Tue Oct 19 15:16:54 PDT 2010

On 2010-10-19 16:43:04 -0400, sybrandy <sybrandy at gmail.com> said:

> I guess one question we need to ask is what do we expect from this 
> library?  Do we want a full DOM implementation or is a SAX parser good 
> enough?  Or do we need something in between?  In PHP or Perl, perhaps 
> both, I saw a library where an XML document was essentially transformed 
> into nested associative arrays.  It made it very easy to read data from 
> the XML, however I don't know how much of the official standards it 
> complied with.

Many people have different needs for XML, it's hard to come with 
something that pleases everyone.

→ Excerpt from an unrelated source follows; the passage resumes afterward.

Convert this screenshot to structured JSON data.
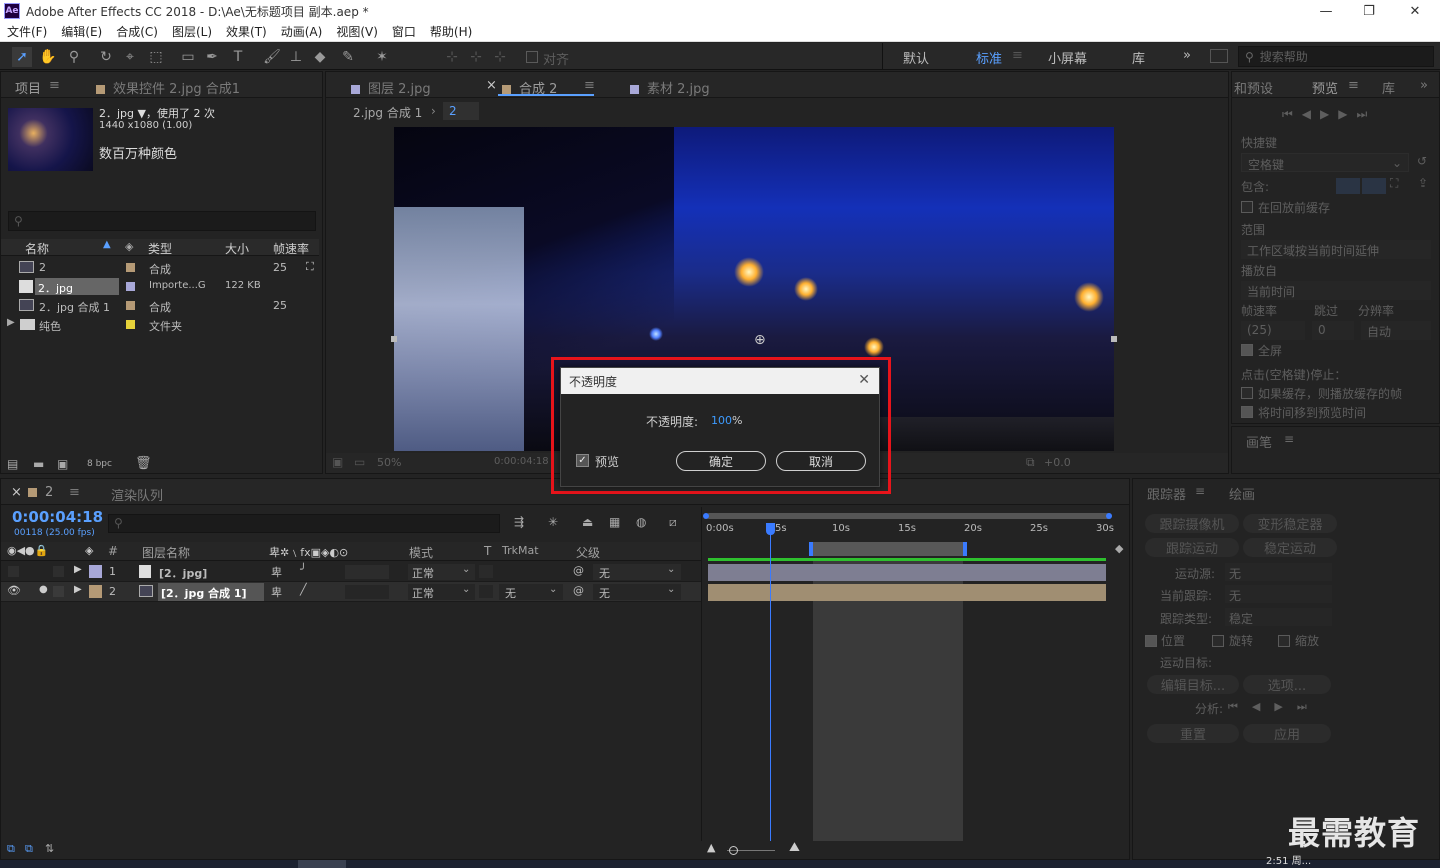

I might have the solution to that 
however: a template that makes it easy to implement any kind of parser.

I've made two xml modules a little while ago. The first is a tokenizer 
template that can work either as a pull-parser or callback-parser, or 
even a mix of both, and is reentrant (you can invoke the tokenizer 
inside a callback to parse new tokens). The implementation has been 
written based on the XML spec so I'm confident that the parser is 
pretty much standard. In regard to the standard, the tokenizer lacks 
support for DTD internal subsets and user-defined character entities, 
and leaves some well-formness checks to the upper layers (like checking 
if tag name matches) where it should be less costly for those checks to 
happen.

The second module is a basic tree model based on the tokenizer. It 
doesn't try to be DOM-conformant, but it shows how the tokenizer can be 
used and implements the higher-level well-formness checks (matching tag 
names). Building a SAX parser on top of the tokenizer would be a piece 
of cake too.

It might be incomplete, but this code works: it's already in production 
in a small program (script?) of mine. I don't really have the time to 
work on it at the moment, but if anyone wants to take it and improve 
upon it, then it could probably become Phobos's XML parser. One thing 
that should be done is make the tokenizer accept ranges, something I 
started a couple of months ago but which I never finished.

Here's the (slightly outdated) documentation. If someone wants to 
proceed I'll extract the code from the rest of my code and release it 
under the boost license.

http://michelf.com/docs/d/mfr/xmltok.html
http://michelf.com/docs/d/mfr/xml.html

-- 
Michel Fortin
michel.fortin at michelf.com
http://michelf.com/